Zero-day vulnerabilities are unknown to software vendors, so there is no patch to apply. They are the most valuable assets in offensive security: sometimes worth millions on the open market. A system that can generate them at scale, even for defensive purposes, creates a huge shift in who holds leverage in the security landscape. The fact that a single private company now holds what appears to be a large portfolio of zero-days across essentially all major platforms is a governance question that nobody has seriously addressed yet.

The SkepticCTO Perspective

The evidence supports four conclusions:

Mythos’s claimed capabilities are probably real, and probably represent a meaningful step. Not an infinite leap, but a real one. The benchmark scores, named vulnerabilities, issued patches, and government-level meetings are specific and will be verifiable by the additional companies brought into Project Glasswing. Even Anthropic’s sharpest political critic (Sacks) and most rigorous technical skeptic (AISLE) concede the core capabilities are genuine.

Anthropic is describing an agentic system capability as if it were a model capability. The “Mythos hacked every operating system” framing obscures that what Anthropic did was execute a well-engineered agentic workflow (with extensive compute, source access, and iterative tool use) that happened to use Mythos as its reasoning engine. As AISLE demonstrated, a comparable workflow with a smaller model does produce a subset of the same results. If the scaffold is so important, then withholding one model addresses less of the problem than the headlines suggest.
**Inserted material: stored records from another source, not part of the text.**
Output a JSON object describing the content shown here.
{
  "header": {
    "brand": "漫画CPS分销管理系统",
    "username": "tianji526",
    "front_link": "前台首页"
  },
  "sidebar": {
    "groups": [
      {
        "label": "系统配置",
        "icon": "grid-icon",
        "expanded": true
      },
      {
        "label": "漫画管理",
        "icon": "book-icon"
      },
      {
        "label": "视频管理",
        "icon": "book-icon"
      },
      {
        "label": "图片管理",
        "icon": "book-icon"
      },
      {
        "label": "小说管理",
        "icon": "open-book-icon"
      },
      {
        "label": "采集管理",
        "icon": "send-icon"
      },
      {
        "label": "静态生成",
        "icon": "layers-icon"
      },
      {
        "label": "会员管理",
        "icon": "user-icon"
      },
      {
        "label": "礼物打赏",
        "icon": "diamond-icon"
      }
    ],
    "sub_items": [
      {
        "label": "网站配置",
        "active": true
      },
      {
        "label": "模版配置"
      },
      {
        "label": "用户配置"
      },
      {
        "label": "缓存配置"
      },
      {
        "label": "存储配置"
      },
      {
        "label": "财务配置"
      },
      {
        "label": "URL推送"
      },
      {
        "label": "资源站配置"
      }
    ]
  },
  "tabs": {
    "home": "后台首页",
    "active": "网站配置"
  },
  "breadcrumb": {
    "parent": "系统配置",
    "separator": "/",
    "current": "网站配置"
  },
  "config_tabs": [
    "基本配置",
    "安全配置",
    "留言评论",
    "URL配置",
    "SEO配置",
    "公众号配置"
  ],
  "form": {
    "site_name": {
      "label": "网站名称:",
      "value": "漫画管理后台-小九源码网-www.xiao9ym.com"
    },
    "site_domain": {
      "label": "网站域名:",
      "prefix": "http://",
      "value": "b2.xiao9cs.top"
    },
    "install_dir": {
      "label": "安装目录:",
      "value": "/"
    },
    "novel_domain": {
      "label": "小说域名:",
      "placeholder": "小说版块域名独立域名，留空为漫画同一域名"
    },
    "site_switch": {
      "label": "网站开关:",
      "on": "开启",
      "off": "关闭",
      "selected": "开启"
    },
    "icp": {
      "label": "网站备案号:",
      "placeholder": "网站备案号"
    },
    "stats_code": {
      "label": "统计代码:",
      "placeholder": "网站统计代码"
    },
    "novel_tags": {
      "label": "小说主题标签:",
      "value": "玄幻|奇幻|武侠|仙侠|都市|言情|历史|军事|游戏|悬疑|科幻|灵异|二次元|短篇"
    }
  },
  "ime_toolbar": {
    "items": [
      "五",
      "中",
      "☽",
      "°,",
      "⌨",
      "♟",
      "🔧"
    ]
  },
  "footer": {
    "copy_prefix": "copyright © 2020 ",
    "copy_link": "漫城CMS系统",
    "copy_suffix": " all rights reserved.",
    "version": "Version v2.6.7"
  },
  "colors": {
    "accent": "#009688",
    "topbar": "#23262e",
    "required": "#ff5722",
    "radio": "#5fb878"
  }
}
Anthropic derives enormous strategic benefit from this narrative. Anthropic is actively preparing for an IPO in 2026. The IPO timing, the “responsible leader” positioning, the exclusive partner structure, and the government briefings all serve Anthropic’s commercial interests. TechCrunch noted that the withholding “creates a flywheel for big enterprise contracts, while making it harder for competitors to copy their models using distillation.” Both can be true simultaneously: the safety concern can be genuine and the business decision can be convenient.

Anthropic has technical, defensive IP, and strategic reasons for the Mythos story

The most underappreciated problem is not the model, but the power concentration it represents. Kelsey Piper noted on X: “A private company now has incredibly powerful zero-day exploits of almost every software project you’ve heard of.” Anthropic’s own policy framework did not require this withholding, but instead they did it voluntarily. That means the decision rests entirely on one company’s judgment, with no external accountability. Jonathan Iwry of Wharton’s Accountable AI Lab put it plainly: “The most striking aspect of this situation is how reliant we are on the judgment of a handful of private actors who aren’t accountable to the public.” Regardless of how trustworthy you think Anthropic is today, that is concerning.

Other models will probably soon match Mythos’s hacking capability. As Alex Stamos warned, the window before open-weight models catch up is roughly six months. At that point, the “dangerous secret model” framing becomes moot. Every ransomware actor will eventually get access to comparable capabilities whether any single lab withholds its model or not. AISLE articulated most clearly: don’t wait for Mythos access. We software developers need to build the pipelines, shorten the patch cycles, and automate the defensive workflows.